At 71, Gingo was planning to be retired by now, but said he's fully prepared to fulfill his two-year contract as CEO, and a third year if the company opts for it. And he has credibility with analysts and investors, many of whom credit him with turning Schulman around during his previous tenure as CEO, from 2008 to 2014.
But even Gingo concedes the future is not entirely in his control. Schulman's stock is trading on the cheap. After trading at a record high of more than $40 per share in early 2015, its stock price has since dropped to below $30 and stayed there, while the market as a whole has gone up.
Gingo has some headwinds to fight. With slow growth in some of its core markets, significant operational challenges and $900 million in debt to pay off, Schulman has a long, steep road ahead of it — and the company, its investors and CEO might not have the horsepower, patience or stamina to climb it, analysts say. A sale of Schulman, which trades under the sticker name SHLM, might provide the quickest and best way to reap a return for investors, especially if the company can address some immediate issues to increase its potential price.
The analysts' take
“I've always thought of Schulman as a very amenable takeout candidate," said analyst Dmitry Silversteyn, who follows the company for Independence, Ohio-based Longbow Research.
Silversteyn said other materials companies that are currently strong, such as Ferro Corp., could have an interest in purchasing Schulman, as might private equity investors.

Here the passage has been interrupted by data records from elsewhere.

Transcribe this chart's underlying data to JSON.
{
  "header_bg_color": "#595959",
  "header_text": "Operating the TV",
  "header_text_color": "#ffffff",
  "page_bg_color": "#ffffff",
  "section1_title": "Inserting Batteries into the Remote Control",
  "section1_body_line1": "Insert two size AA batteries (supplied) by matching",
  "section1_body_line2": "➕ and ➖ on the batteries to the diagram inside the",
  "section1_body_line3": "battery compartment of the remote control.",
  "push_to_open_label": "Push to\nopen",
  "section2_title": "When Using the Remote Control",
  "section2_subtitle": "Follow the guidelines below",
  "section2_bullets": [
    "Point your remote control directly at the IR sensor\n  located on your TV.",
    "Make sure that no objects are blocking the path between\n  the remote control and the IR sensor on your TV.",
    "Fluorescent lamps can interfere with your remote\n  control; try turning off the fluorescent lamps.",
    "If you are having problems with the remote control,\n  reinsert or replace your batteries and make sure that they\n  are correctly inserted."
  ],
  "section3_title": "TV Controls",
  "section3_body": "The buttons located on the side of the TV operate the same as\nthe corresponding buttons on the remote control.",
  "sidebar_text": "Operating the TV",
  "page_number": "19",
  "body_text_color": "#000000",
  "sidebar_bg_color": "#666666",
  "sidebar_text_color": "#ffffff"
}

"This could be a private equity buy. It could be a Chinse or a Latin American company looking to get a footprint in America and some credibility with customers. [Schulman's] relationship with Audi, BMW and others is very attractive to other players … So, yeah, I think they could be an attractive acquisition target," said Silversteyn.
Analyst Kevin Hocevar, of Cleveland-based Northcoast Research, agreed. In suggesting that investors buy Schulman stock in an Aug. 26 report, Hocevar wrote: "For starters we believe there is a motivated Gingo taking back the reins at [Schulman] and his business plan review could result in a lot of different things including cost savings plans … and divestitures of part of [or potentially all of] SHLM."
Hocevar thinks there's likely less interest from potential strategic corporate buyers than there would be from private equity firms.
"I believe private equity would be the most likely buyer at this point," Hocevar said in email correspondence with Crain's Cleveland Business, a sister publication of Plastics News. "I am not sure there is a strong candidate from a strategic buyer standpoint. PolyOne was cited for years as being the likely candidate to acquire [Schulman], however I don't think that's likely anymore. Maybe many years ago this would have been possible, but [PolyOne and Schulman] have gone in different directions."